Oct 2008 discover W is having full blow affair for 6 months months. We seperate for two weeks but get back together and do individual counseling. My W says she has been very unhappy for many years. She claims NC with OM (They work in the same school). In restrospect my W changed dramatically while having her affair. She3 wanted to have sex with me every night. She had an awakening April 2009 Discover she is still seeing the OM. We seperate. She continues to see the OM. I went through personal Hell as you can imagine. Who is this Women. May 2009 I go limited contact in order to heal. She wants to be friends. She loves me but is not in love with me. I healed well. August she signs up on match.com I later find out to get over the other man. She does not file for divorce nor do I. We just live our lives seperately. We are friendly joke etc. October 2009 I later find out she is still in and out of the affair and I FINALLY expose the A to the OM's W. The affair dies instantly. The true colors of the OM comes out and my W is in heavy withdrawal.
December 2009 I send her a letter stating that if she wants to continue dating or do match.com I have no interest in being a family for Christmas and in fact I have no interest in being anything with her.
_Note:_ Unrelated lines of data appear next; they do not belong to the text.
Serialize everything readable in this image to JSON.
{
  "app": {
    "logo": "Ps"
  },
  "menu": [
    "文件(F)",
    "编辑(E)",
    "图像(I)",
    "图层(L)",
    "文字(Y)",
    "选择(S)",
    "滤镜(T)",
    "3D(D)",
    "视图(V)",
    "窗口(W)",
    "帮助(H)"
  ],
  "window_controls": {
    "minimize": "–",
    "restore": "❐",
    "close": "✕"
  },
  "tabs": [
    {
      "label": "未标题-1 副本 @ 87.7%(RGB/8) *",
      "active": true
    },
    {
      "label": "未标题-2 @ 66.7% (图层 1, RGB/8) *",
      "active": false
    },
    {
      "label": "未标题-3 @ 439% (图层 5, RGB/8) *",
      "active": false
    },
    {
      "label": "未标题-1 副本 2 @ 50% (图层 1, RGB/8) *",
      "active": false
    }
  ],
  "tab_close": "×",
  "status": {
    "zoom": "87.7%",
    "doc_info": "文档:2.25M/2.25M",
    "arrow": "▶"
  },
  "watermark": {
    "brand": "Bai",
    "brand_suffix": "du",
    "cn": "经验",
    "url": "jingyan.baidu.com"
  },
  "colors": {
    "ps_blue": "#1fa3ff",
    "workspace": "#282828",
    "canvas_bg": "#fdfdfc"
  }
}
She dumps a guy she was dating and drops match.com She still emphatically states she loves me and occassionally mentions the Reconciliation word but to be honest she is still in so much pain for what she has done and how messed up her life is. She went to confession finally and is on heavy meds. She states that she hates the OM but unfortunately has to see him every day. The other day she said if we do decide to reconcile she wants to do it the "right" way and start by dating. (Is that where a recon starts????)
Here we are today. Still freindly when I see her. She opened up about the affair more and more but still is in love with being in love. I just don't know where to go from here. I just lost my job and my year lease ends in May. I will probably have to move into the house to save money. I don't know if I/we are readyf or that yet. What should I be doing between now and May. I just don't know how to proceed in order to make me moving into the house about a recon as apposed to being forced because of financial circumstances. I'm truly lost.
OK, as I'm writing this my W just called crying saying she hates the school and wants to leave and was wondering if I was searching for jobs out of state because she wants to go. (Fight with a teacher (not OM issues) (ummm yep sounds like a runner to me). I'm glad she called though. I did my best listeing and stopped with my usual preaching.